The Bush administration said the figures were consistent with other periods of recession. The last recession officially ended in November 2001.

‘Love and caring and kindness’
Americans have an obligation to lift up those in need, Bush said.

“A compassionate society does not look away from a man being dragged down by addiction or a mother being abandoned by the father of the child or boys and girls with no role model in life who wonder if anyone cares about them,” he said.

“These personal tragedies are often failures of love, and they must be answered with love, and caring, and kindness,” he said. “Never doubt that you can make a difference.”

Bush wore a black gown to the speech, and he accepted an honorary doctoral degree.
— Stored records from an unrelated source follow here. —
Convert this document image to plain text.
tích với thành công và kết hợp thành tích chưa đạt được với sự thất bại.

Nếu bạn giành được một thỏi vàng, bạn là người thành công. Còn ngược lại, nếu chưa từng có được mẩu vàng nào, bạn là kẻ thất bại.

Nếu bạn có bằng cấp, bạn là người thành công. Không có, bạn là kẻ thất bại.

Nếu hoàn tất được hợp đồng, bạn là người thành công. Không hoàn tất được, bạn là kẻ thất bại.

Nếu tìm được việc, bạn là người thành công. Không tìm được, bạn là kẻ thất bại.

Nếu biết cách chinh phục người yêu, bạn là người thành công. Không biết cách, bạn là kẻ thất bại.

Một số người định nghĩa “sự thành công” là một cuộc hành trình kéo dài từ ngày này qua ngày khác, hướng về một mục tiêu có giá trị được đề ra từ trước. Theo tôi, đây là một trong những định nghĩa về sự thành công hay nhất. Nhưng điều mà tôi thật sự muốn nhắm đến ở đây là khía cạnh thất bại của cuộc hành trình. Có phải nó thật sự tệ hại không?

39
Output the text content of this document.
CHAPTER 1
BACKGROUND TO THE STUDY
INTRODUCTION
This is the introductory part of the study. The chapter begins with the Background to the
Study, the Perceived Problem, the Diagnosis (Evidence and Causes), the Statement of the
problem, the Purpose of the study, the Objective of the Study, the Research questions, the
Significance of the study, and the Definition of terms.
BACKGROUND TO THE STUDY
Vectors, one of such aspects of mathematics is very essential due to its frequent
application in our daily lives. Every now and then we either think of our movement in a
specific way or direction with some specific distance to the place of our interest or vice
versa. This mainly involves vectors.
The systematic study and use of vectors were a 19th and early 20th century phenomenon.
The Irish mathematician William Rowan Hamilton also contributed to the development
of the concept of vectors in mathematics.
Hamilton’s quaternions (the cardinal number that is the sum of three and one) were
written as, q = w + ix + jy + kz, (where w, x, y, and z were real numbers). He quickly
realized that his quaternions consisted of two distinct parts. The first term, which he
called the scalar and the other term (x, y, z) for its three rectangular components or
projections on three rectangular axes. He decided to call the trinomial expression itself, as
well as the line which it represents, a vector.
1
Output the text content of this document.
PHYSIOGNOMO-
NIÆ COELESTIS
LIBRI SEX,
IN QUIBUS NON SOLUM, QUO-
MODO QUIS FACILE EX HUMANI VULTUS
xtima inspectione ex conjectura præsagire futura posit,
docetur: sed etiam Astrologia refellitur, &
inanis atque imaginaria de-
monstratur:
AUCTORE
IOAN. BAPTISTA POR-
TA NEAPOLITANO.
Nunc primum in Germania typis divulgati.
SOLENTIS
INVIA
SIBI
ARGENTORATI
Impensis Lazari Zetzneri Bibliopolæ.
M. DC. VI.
“I kind of like the sound ‘Dr. Bush,’” he said, But referring to his wife, he quickly added, “I don’t think Laura’s going to call me that.”

Friday’s lap to Missouri and Wisconsin was a fresh example of Bush’s strategy to confine his travels this year to states he thinks can tip November’s election. He has visited almost exclusively the 17 battleground states where his campaign is advertising most heavily, as well as states rich with campaign donors.

The president gave a subdued address to big donors near St. Louis. The site was convenient — just outside the gates of the airport — but markedly different from the usual hotel ballrooms where he headlines most fund-raisers. It was inside an antique car museum at Hunter Engineering Co., which makes automotive service equipment.

Bush made his re-election pitch to about 100 donors who sat amid 1930s-vintage Cadillacs, Lincolns and a Packard. The White House staff ensured that cars not made in America, including several Rolls-Royces and Bentleys, were removed from their usual places beforehand.

“I think there’s a lot of reasons to put me back in office for four more years,” Bush said.

“I have a reason to run: We have a war to win. We have a responsibility to spread peace and freedom around the world,” he said.